Vulnerability coordinators brought in to tackle domestic violence

THE recruitment of seven new vulnerability coordinators will provide a dedicated response to reduce the amount of domestic violence incidents across Staffordshire.

The vulnerability coordinators will be responsible for the planning and coordination of local multi agency safeguarding meetings, known as MARACs, across the Neighbourhood Policing teams.

Until recently, the MARAC meetings were conducted by a central team but local trial sites at Newcastle and Tamworth have paved the way for the force to roll out local conferences across the force.

The meetings will be chaired by local Commanders and colleagues from partner agencies with a collaborative approach ensuring there’s a greater understanding of the risk of domestic violence within the community – allowing agencies to tackle it in the most effective way.

The new coordinators, alongside other members of Staffordshire Police, will work with local partners to identify the root causes of domestic abuse and provide new solutions to build resilience and improve the lives of domestic abuse victims and their families.

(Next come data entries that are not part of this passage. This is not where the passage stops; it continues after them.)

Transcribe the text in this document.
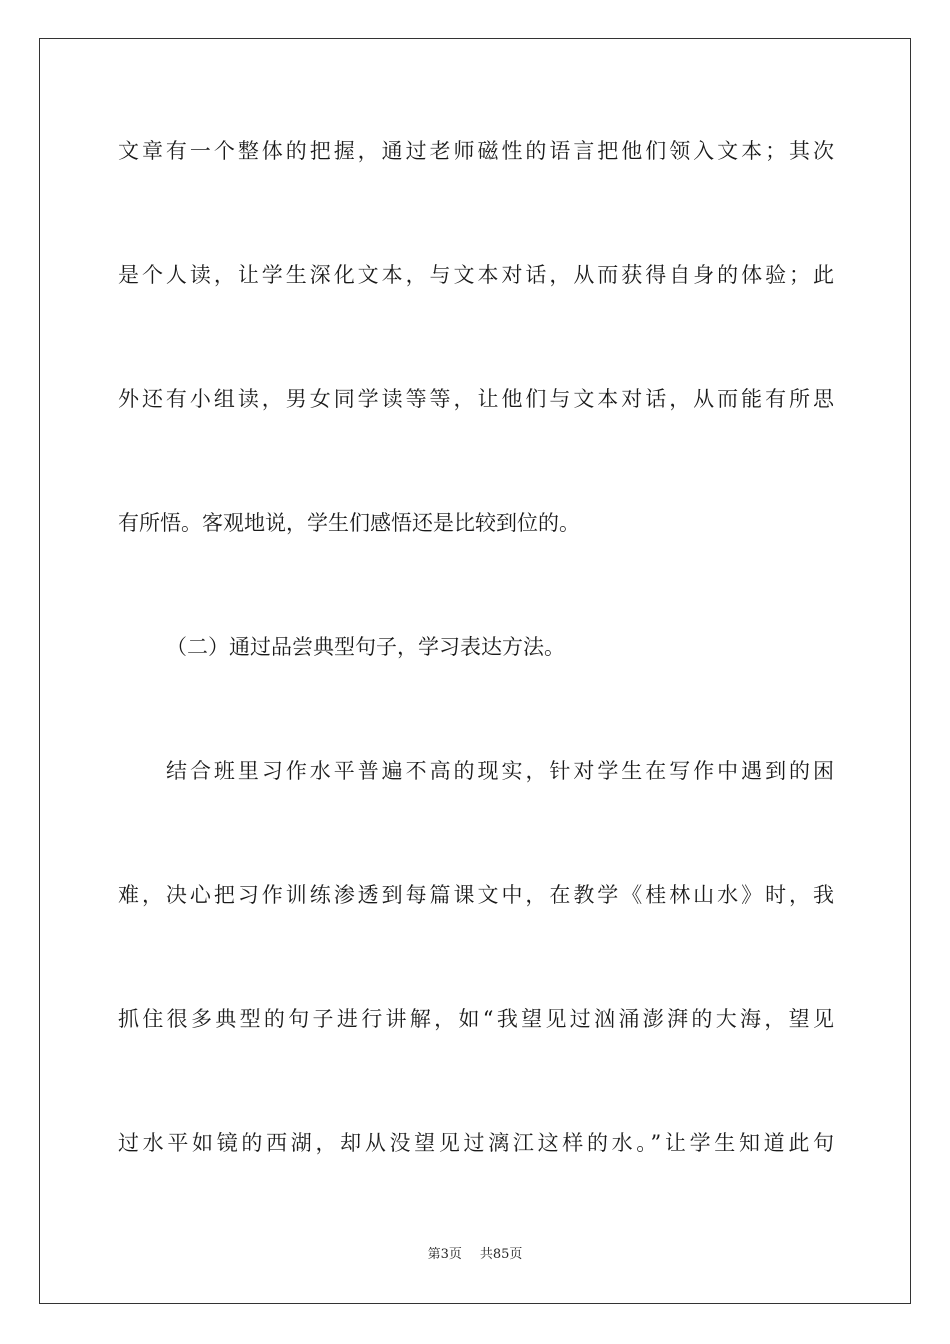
文章有一个整体的把握，通过老师磁性的语言把他们领入文本；其次
是个人读，让学生深化文本，与文本对话，从而获得自身的体验；此
外还有小组读，男女同学读等等，让他们与文本对话，从而能有所思
有所悟。客观地说，学生们感悟还是比较到位的。
（二）通过品尝典型句子，学习表达方法。
结合班里习作水平普遍不高的现实，针对学生在写作中遇到的困
难，决心把习作训练渗透到每篇课文中，在教学《桂林山水》时，我
抓住很多典型的句子进行讲解，如“我望见过汹涌澎湃的大海，望见
过水平如镜的西湖，却从没望见过漓江这样的水。”让学生知道此句
第3页 共85页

Head of Local Policing at Staffordshire Police, Superintendent Tom Chisholm said: “Domestic abuse affects a large proportion of the community so effective multi agency work is essential to tackle the root causes of the issues. We have had several colleagues from statutory and third sector agencies volunteer to become MARAC chairs, this is a really positive step and will allow us to build even greater local partnership working to address all areas of vulnerability”.

Chief Inspector for Stoke South, Karen Stevenson, chaired their first meeting recently and said: “We’re really proud to be one of the first within the force to deliver this local service – especially in the city where we know we have a real diverse and complicated areas within our boundaries.

“I’m really looking forward to working with local partners to best protect our communities and deliver the support that so many people need – including working with specific perpetrator programmes so that we can look at diverting repeat offenders to the necessary outlets.

“We’ll look to meet on a week by week basis and that gives us the opportunity to hear and resolve incidents in a timely fashion.”

Domestic Abuse Assurance Officer at Staffordshire Police, Jenna Bradbury said: “At every meeting we hold we’re fully aware that we can’t see the complete life of a victim – especially in the current pandemic.

“However, agencies that we will work with strive to work tirelessly to protect the safeguarding of victims and their families and ensure their voices are heard and not forgotten.

“If they need help then victims can phone police on 999 or 101 or they can refer themselves to domestic abuse services such as New Era.”